Into that sea disembogued the Mississippi, its innumerable tons of alluvium smothering the soft marshes of the Gulf Coast and accumulating upon the hard clays of the sea floor. So voluminous was the Mississippi’s muddy water column that it overpowered the (relatively weak tides and currents of) Gulf of Mexico, thus prograding the deposition farther into the sea. Occasional crevasses in the river’s banks diverted waters to the left or right, creating multiple river mouths and thus multiple depositions. High springtime flow also overtopped the river’s banks and released a think sheet of sediment-laden water sideways, further raising the delta’s elevation.

In this manner, southeastern Louisiana rose from the sea. The process took about 7,200 years, making the Mississippi Delta, as Mark Twain put it, “the youthfulest batch of country that lies around there anywhere.” Young, dynamic, fluid, warm, humid: flora and fauna flourish in such conditions, as evidenced by the verdant vegetation and high productivity of the delta’s ecosystem. Humans, on the other other, view these same conditons as inhospitable, dangerous, even evil, and endeavor to impose rigidity and rectitude upon them, so as to better exploit the delta’s resources.

If New Orleans is known for anything, it’s Bourbon Street. Everyone has heard about Bourbon Street, it seems; just as they’ve heard about Carnival/Mardi Gras, beads, and show us your tits (which locals do NOT do–either yell it or bare them). Campanella’s book traces the history of the famous street, and by extension, the French Quarter itself, from its very beginnings when the French arrived and designed the streets, to its modern day incarnation as a street of endless partying and no little debauchery. It’s very well researched, and Campanella, who I believe teaches at Tulane, is the true expert on the city; I follow his pages on Facebook, and I can’t even begin to tell you how much inspiration and information Bourbon Street  has given me. I’ve put so many page markers in my copy that I’m worried about breaking the spine!

One thing that my reading of New Orleans history has further emphasized to me–and it also really comes through strongly in Campanella’s book–is how New Orleans has always been a city of neighborhoods, and how each neighborhood of the city had (has?) its own unique  sense of itself, and how those who lived in those neighborhoods so strongly identified with them. The evolution of the French Quarter from the original city and seat of its government, to the original French leaving and being replaced by immigrants (as late as the 1960’s the lower quarter was known as ‘little Sicily’ because of all the Italian immigrants and their descendants who lived there), and then evolved again into a different type of neighborhood, with mixed incomes and everything from inexpensive apartments to gradiose condos; and a variety of ethnicities, races, sexualities, and gender identities.

One of the primary concerns modern-day New Orleanians have is the fear of the loss of those neighborhoods; because those neighborhoods were the incubators for all the things that makes New Orleans so special and unique: the music, the art, the literature, and the characters.
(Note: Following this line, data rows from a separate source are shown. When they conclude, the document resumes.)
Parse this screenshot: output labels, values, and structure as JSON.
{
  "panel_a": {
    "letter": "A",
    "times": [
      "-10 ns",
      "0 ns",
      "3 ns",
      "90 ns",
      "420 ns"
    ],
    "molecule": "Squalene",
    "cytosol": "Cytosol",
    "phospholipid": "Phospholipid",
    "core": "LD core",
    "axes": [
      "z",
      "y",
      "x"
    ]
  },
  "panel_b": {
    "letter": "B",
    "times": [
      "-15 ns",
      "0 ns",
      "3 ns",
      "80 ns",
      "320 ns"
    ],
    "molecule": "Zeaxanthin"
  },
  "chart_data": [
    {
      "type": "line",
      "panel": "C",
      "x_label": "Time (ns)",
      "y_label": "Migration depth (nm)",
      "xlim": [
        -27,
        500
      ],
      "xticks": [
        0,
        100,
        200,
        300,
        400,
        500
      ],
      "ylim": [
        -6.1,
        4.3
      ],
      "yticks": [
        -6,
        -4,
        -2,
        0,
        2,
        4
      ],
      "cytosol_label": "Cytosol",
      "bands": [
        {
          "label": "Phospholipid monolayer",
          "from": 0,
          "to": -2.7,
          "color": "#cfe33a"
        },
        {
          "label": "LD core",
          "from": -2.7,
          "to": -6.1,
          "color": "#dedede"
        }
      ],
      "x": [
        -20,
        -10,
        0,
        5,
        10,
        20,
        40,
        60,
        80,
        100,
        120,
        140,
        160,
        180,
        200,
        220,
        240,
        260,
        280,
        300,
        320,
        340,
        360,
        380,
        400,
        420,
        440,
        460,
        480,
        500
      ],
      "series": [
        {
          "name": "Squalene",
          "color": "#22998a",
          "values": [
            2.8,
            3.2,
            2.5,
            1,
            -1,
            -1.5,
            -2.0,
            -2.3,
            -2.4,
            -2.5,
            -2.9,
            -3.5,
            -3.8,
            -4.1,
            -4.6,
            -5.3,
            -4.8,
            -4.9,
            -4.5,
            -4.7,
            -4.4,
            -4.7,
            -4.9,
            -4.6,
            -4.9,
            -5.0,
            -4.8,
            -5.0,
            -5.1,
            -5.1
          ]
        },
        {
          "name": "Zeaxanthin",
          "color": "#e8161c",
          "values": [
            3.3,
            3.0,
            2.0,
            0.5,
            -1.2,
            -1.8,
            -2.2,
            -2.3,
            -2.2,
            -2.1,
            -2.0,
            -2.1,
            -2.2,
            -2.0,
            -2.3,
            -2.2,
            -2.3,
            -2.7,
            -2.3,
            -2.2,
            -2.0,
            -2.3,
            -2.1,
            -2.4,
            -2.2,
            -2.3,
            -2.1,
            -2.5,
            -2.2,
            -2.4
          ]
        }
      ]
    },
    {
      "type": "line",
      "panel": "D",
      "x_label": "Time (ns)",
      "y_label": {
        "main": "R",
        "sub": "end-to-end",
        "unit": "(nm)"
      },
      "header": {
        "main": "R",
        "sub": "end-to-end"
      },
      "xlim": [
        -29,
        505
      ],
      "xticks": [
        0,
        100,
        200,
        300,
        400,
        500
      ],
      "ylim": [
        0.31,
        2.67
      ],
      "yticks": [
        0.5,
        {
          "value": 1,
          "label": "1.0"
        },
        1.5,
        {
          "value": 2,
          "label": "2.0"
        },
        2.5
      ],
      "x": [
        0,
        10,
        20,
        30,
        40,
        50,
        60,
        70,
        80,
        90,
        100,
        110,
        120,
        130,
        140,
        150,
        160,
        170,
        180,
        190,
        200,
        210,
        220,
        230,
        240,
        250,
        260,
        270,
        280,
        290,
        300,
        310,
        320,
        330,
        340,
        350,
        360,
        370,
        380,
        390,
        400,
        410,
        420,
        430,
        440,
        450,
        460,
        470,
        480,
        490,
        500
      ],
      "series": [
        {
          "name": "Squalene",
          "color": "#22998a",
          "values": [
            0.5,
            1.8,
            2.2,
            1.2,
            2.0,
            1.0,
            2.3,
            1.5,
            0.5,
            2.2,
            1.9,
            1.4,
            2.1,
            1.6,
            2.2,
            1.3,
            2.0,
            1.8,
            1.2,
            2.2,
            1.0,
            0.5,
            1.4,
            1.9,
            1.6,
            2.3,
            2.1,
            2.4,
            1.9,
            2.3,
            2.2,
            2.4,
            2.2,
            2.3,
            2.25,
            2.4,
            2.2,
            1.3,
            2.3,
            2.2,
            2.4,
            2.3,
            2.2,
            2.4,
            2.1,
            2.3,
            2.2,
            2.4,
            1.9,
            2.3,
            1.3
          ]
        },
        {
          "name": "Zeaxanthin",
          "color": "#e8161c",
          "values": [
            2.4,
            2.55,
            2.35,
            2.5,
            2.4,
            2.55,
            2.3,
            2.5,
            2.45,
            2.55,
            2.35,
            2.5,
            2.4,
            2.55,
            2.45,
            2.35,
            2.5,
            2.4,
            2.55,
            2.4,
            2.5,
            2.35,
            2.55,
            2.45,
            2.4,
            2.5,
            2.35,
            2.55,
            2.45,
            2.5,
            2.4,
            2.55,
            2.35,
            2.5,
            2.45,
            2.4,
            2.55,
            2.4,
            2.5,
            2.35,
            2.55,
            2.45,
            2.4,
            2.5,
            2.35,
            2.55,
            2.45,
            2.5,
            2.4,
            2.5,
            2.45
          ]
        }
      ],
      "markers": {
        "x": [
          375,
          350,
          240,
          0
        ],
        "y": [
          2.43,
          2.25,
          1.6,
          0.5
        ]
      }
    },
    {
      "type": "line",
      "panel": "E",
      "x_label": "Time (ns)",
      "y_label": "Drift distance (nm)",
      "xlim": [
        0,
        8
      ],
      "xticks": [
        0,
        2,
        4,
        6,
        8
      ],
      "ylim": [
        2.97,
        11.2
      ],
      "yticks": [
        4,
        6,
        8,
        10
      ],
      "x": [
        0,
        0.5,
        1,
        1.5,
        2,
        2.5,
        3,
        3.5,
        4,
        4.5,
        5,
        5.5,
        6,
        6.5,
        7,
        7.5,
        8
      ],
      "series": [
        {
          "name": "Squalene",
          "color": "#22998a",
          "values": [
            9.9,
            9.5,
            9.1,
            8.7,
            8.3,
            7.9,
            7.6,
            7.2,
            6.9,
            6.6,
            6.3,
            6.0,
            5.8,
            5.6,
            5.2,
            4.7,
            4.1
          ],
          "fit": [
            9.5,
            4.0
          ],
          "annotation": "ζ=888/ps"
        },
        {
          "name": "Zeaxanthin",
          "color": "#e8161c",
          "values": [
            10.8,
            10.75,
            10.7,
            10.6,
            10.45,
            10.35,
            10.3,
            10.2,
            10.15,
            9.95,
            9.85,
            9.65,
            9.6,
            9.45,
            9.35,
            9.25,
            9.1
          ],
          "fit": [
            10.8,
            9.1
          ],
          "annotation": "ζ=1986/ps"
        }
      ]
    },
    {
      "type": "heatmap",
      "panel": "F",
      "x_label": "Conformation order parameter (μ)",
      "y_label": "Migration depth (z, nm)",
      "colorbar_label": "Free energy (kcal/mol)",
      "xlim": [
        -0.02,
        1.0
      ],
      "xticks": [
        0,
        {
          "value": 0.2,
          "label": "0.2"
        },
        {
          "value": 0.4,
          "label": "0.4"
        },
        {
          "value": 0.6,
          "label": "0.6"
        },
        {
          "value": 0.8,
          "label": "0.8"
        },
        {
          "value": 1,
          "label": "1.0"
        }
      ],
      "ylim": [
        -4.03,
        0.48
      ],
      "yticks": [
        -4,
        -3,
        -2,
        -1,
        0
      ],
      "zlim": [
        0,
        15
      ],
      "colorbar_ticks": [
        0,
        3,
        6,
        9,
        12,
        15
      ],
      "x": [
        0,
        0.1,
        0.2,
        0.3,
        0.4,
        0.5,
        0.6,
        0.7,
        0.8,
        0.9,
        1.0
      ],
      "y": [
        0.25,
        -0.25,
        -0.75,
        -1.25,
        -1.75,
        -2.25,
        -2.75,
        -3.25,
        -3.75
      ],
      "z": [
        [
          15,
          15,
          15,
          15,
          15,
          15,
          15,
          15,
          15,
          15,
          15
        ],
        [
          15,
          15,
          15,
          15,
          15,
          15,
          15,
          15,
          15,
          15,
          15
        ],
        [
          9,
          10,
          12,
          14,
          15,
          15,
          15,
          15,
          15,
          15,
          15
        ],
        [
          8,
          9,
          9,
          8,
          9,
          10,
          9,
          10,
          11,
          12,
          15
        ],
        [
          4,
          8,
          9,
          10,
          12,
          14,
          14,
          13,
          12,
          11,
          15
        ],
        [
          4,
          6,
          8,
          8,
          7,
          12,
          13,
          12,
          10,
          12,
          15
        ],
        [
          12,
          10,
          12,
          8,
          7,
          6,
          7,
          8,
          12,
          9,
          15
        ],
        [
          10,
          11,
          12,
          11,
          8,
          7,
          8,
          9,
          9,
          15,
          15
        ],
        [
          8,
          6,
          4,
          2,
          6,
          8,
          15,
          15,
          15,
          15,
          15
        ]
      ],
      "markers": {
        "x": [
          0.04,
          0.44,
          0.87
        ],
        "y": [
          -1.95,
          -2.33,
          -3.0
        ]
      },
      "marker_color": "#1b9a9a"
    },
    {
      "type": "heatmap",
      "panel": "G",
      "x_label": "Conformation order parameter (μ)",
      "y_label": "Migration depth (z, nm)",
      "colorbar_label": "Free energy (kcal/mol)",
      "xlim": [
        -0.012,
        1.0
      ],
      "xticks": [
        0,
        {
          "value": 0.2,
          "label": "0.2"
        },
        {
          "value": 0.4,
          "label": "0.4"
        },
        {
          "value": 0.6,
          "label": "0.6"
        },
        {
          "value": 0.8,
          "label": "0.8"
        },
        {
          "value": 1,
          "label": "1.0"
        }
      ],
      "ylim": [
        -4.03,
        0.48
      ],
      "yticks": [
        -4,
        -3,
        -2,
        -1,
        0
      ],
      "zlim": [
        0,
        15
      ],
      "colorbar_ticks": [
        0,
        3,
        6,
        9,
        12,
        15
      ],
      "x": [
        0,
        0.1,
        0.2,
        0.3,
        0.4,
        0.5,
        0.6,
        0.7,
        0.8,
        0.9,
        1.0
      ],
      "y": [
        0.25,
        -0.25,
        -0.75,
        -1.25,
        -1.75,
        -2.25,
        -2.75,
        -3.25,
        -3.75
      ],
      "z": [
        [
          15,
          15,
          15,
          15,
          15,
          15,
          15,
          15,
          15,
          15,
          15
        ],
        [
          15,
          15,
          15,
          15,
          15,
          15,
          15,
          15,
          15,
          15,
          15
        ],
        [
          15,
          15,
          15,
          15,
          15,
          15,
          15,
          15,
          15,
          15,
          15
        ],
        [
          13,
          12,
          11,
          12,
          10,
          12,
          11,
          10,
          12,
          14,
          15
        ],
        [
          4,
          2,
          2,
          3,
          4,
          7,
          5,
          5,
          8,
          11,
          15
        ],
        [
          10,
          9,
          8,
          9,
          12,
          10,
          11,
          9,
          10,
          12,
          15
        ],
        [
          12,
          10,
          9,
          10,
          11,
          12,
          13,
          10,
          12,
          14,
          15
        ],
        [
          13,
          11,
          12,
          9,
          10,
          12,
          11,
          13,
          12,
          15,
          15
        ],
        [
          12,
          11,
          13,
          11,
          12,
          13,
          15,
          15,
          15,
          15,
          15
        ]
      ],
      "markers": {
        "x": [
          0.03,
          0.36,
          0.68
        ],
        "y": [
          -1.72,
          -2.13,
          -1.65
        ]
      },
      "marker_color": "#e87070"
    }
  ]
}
Short-term rentals are carving up neighborhoods and the rents/property values are currently climbing, with no peak in sight, and people are rightfully concerned about these things.

But one thing I’ve learned from reading these histories, and Campanella’s in particular, is that New Orleans has always changed and evolved, yet has also always managed to keep that unique strangeness that make it New Orleans somehow intact.

If you love New Orleans or find it at all interesting, I cannot recommend Bourbon Street enough to you.